Intelligence information from unknown sources can be used as a starting point to gather evidence but it does not meet Canadian legal standards as evidence itself, the extradition hearing of Ottawa university professor Hassan Diab heard Thursday.
In a painstaking cross-examination of Kent Roach, one of Canada’s leading legal authorities on anti-terrorism, Crown prosecutor Jeffrey Johnston repeatedly emphasized the point that controversial French information from unknown intelligence sources had been sufficiently corroborated by reliable evidence from other sources.
Diab, a 57-year-old former University of Ottawa professor, is fighting extradition to France where he would stand trial on accusations he killed four people during the 1980 attack on a Paris synagogue the French say was carried out by a branch of the Popular Front for the Liberation of Palestine.
The French contend Diab made and planted the bomb.
Defence lawyer Donald Bayne told the extradition hearing last week that it is possible some of the French intelligence was gleaned from torture.
French authorities have said they do not know the source of some of the intelligence they have used to build the extradition case against Diab.
In one of numerous oral jousts between Johnston and Roach, the prosecutor said evidence in the Diab case had been gathered according to French law.
“I’m also aware of concerns that evidence derived from torture has . . . been used in French proceedings.”
“Just as it has been used in many other proceedings around the world,” countered Johnston.
“That doesn’t make it right,” said Roach, who was called to testify by Bayne.
Johnston and his Crown colleague Claude LeFrancois have said repeatedly there is enough actual evidence in the French case against Diab to meet the standards required by Canada’s extradition law, which is why the federal Justice Department agreed to carry the French request forward.
Roach conceded that unsourced intelligence gathers legal strength if it can be corroborated by human witnesses or other reliable sources but generally stuck to his basic opinion that with Diab’s liberty at stake, aspects of the French case are “dangerous.”
Roach said Wednesday he sees similarities between the Diab case and that of Maher Arar, the Ottawa man deported to Syria where he was tortured.
Roach testified that aspects of the French case against Diab set off “alarm bells” for him, particularly intelligence reports in the French record of the case that changed over a one-month period in 2008 to suggest first that Diab entered France from Spain using his own passport, then suggesting Diab had actually entered France using a fake passport.

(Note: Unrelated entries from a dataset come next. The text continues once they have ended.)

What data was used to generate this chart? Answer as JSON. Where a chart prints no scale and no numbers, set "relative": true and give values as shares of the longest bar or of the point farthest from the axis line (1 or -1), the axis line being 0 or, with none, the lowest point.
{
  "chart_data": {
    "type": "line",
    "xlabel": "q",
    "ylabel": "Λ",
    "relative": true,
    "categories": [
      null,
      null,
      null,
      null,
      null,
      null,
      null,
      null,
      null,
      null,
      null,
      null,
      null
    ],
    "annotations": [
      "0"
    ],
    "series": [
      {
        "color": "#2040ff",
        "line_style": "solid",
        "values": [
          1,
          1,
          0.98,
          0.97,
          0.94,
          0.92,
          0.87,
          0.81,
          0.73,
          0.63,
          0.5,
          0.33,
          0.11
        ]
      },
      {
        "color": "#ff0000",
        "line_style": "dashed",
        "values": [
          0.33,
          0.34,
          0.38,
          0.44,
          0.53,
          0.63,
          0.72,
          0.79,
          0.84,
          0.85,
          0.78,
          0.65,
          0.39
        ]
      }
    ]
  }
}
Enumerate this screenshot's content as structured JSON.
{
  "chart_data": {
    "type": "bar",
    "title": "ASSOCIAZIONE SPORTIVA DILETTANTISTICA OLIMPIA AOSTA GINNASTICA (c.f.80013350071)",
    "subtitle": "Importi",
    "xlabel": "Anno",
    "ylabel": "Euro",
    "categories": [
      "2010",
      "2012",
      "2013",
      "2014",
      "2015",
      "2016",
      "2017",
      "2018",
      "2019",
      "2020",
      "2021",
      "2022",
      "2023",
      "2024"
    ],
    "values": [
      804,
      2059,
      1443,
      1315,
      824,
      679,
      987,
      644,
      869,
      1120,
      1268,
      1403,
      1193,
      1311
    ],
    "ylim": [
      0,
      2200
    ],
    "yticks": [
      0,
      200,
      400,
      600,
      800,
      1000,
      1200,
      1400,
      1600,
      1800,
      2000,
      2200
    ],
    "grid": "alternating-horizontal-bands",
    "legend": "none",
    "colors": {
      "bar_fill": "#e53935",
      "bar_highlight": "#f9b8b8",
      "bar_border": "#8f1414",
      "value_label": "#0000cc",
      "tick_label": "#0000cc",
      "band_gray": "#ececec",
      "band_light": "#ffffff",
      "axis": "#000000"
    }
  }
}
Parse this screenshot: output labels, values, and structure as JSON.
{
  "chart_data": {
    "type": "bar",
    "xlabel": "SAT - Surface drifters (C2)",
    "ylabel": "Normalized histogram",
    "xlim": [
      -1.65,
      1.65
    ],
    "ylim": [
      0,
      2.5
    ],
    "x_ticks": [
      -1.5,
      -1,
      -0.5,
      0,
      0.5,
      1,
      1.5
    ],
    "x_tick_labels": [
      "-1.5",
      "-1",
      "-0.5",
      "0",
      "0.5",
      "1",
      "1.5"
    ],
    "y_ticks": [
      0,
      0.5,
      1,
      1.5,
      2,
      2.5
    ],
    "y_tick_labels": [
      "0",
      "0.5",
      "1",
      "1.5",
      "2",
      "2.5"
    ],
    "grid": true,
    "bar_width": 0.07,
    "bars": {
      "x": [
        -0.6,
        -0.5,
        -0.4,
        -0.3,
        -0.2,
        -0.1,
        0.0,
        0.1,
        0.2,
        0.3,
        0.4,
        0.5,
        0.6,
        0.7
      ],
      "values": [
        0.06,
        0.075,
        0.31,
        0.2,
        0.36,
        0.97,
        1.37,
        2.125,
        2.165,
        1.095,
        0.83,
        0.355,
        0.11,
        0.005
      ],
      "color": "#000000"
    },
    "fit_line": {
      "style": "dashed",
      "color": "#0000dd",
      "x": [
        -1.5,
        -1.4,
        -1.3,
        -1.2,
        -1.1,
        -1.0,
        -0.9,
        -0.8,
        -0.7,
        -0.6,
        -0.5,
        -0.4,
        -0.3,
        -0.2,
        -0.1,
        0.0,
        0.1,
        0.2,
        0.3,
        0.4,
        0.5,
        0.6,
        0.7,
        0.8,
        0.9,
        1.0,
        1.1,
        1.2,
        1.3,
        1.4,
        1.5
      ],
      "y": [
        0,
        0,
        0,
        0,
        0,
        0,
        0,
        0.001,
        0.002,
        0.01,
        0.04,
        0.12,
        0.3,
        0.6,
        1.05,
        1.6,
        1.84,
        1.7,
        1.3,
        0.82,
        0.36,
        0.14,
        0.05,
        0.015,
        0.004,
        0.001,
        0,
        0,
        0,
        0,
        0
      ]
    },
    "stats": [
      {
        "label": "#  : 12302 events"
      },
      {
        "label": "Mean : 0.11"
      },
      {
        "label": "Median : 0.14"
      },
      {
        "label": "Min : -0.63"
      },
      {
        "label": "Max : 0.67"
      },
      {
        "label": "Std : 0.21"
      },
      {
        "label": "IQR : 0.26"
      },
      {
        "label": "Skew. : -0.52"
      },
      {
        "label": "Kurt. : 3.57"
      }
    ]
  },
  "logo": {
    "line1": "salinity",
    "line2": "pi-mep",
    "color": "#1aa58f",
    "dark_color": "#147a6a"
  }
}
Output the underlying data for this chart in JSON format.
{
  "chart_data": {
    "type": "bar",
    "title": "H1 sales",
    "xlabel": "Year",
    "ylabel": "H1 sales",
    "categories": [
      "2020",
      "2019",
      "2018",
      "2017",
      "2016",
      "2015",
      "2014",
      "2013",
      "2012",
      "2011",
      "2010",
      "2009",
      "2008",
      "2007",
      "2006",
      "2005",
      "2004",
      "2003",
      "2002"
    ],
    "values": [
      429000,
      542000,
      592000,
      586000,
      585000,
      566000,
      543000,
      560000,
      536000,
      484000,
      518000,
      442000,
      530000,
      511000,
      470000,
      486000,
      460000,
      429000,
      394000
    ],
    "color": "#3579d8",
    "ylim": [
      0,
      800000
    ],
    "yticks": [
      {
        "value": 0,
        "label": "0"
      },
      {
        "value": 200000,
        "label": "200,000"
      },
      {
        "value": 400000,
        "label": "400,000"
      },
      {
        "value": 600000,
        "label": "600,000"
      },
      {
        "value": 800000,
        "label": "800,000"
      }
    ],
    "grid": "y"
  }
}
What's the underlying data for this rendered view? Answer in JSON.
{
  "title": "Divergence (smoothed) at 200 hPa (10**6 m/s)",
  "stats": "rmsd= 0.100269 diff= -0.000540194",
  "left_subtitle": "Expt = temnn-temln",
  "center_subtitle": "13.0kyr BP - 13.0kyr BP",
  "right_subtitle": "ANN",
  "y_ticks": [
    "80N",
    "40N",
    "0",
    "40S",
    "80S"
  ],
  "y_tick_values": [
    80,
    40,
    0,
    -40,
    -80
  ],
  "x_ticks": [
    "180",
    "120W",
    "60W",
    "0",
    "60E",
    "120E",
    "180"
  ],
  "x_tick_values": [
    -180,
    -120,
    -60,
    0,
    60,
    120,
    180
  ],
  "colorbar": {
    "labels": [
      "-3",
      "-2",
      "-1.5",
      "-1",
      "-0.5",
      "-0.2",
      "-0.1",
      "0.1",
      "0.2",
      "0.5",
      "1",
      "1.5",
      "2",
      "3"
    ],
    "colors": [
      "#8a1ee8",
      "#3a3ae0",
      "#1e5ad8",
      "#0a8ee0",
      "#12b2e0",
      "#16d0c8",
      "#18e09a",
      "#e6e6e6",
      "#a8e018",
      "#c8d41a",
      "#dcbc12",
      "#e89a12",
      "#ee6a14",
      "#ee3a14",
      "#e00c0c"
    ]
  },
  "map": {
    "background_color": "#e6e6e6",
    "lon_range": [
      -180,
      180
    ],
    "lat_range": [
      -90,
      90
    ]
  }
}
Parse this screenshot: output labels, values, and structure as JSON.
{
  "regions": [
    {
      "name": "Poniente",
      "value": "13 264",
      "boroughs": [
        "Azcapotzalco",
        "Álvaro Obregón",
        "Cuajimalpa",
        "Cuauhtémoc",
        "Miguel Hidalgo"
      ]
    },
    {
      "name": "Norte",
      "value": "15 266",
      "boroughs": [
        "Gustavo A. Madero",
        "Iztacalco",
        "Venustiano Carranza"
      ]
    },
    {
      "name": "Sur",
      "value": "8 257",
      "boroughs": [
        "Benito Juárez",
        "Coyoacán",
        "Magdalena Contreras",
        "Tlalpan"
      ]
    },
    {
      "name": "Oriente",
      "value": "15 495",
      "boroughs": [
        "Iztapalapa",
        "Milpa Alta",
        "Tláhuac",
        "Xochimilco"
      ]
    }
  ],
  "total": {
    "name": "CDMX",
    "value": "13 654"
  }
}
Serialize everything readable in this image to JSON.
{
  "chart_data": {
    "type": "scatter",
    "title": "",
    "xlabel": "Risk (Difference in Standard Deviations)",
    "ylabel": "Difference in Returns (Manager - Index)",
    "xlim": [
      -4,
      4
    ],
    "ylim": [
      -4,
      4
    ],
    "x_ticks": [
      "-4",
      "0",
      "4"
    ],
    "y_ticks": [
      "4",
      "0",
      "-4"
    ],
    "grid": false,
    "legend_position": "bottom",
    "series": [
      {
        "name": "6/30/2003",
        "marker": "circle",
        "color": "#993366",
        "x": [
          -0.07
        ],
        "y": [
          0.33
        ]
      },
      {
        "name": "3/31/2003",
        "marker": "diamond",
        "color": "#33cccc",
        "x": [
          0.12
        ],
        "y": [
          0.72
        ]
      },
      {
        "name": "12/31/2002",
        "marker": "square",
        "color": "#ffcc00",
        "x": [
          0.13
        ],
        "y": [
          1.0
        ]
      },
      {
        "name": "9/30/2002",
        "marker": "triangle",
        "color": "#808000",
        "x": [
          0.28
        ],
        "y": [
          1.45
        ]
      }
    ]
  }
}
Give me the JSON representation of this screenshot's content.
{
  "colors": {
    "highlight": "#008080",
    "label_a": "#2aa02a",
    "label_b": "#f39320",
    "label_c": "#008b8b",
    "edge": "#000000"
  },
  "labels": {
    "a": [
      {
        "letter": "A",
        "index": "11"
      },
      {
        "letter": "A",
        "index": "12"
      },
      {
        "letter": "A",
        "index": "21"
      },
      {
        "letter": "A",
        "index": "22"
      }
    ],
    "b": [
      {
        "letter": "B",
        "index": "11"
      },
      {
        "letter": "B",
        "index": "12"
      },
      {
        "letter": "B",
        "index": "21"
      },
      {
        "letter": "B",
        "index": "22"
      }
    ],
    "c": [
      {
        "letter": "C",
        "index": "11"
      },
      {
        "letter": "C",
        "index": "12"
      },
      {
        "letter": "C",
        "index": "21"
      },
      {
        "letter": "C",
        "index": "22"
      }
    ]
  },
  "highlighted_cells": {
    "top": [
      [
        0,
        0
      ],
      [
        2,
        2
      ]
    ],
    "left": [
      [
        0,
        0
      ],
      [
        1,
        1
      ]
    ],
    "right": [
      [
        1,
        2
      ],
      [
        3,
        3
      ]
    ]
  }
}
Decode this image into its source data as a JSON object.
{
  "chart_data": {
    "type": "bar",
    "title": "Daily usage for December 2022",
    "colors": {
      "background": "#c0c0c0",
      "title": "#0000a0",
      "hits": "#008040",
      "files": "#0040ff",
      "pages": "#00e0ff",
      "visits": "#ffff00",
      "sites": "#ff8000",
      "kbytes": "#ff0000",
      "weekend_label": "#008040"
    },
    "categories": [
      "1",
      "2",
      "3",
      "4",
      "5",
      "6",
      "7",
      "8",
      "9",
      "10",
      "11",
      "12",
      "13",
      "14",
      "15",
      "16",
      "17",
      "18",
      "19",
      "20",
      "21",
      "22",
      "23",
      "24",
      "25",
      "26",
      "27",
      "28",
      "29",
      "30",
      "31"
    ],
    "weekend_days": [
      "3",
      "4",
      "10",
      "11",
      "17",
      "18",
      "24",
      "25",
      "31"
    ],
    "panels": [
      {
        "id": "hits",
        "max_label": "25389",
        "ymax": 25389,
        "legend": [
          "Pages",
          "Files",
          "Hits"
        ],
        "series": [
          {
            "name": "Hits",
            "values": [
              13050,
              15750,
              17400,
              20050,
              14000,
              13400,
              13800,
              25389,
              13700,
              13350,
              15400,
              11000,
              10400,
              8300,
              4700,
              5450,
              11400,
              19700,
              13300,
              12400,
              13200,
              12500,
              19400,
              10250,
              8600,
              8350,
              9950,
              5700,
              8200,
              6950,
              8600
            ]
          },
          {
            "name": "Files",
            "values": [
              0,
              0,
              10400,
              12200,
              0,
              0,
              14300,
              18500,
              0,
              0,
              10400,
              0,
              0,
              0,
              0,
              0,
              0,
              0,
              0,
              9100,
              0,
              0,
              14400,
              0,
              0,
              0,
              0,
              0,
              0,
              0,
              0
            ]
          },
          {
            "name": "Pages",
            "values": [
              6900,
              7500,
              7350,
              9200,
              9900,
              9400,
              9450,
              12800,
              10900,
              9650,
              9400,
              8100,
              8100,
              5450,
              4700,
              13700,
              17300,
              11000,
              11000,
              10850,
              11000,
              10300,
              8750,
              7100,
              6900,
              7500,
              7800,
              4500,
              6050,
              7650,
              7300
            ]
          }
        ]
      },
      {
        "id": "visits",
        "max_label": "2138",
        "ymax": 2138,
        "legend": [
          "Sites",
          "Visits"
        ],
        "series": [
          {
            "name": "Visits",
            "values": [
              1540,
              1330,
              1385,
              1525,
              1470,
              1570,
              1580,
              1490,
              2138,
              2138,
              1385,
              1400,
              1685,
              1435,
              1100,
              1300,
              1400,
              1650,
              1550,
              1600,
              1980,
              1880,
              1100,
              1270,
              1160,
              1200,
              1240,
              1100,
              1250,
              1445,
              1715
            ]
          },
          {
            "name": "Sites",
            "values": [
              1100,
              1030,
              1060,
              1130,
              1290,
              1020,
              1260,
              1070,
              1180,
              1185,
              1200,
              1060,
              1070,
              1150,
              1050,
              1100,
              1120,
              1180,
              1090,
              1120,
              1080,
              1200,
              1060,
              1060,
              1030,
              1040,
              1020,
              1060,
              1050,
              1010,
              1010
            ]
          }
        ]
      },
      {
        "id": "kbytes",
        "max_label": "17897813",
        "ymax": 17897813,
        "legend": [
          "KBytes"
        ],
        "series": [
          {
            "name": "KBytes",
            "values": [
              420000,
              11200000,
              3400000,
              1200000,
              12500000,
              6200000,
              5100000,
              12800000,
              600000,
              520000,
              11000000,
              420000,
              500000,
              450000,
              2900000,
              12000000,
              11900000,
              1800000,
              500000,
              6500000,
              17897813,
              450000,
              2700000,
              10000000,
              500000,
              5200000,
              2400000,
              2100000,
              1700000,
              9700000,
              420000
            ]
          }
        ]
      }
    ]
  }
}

“It would suggest to me the intelligence record is unreliable because it is malleable enough to fit any or both scenarios. Because it is not sourced, because it is not circumstanced, it is very difficult to go behind their suppositions and to challenge the intelligence,” said Roach, who added that relying on the intelligence as evidence to extradite Diab is especially concerning since his liberty is at risk.
Roach also worried that French investigators had developed “tunnel vision” — when investigators interpret ambiguous evidence as evidence of guilt, even when completely different behaviour could also support guilt — particularly when it came to assessing the stamps, or lack thereof, in Diab’s passport.
Roach, the first defence witness in the extradition hearing, systemically labelled nearly every piece of intelligence in the French case against Diab as unsourced and uncircumstanced.
That included the 1999 intelligence report that Diab, using the alias Alexander Panadriyu, bought the motorcycle used in the bombing and built the bomb.
“At first glance you say, ‘This is terrible, this is very, very specific,’ but there’s nothing there to substantiate it,” said Roach.
The hearing continues Monday with key arguments to come about handwriting and translation.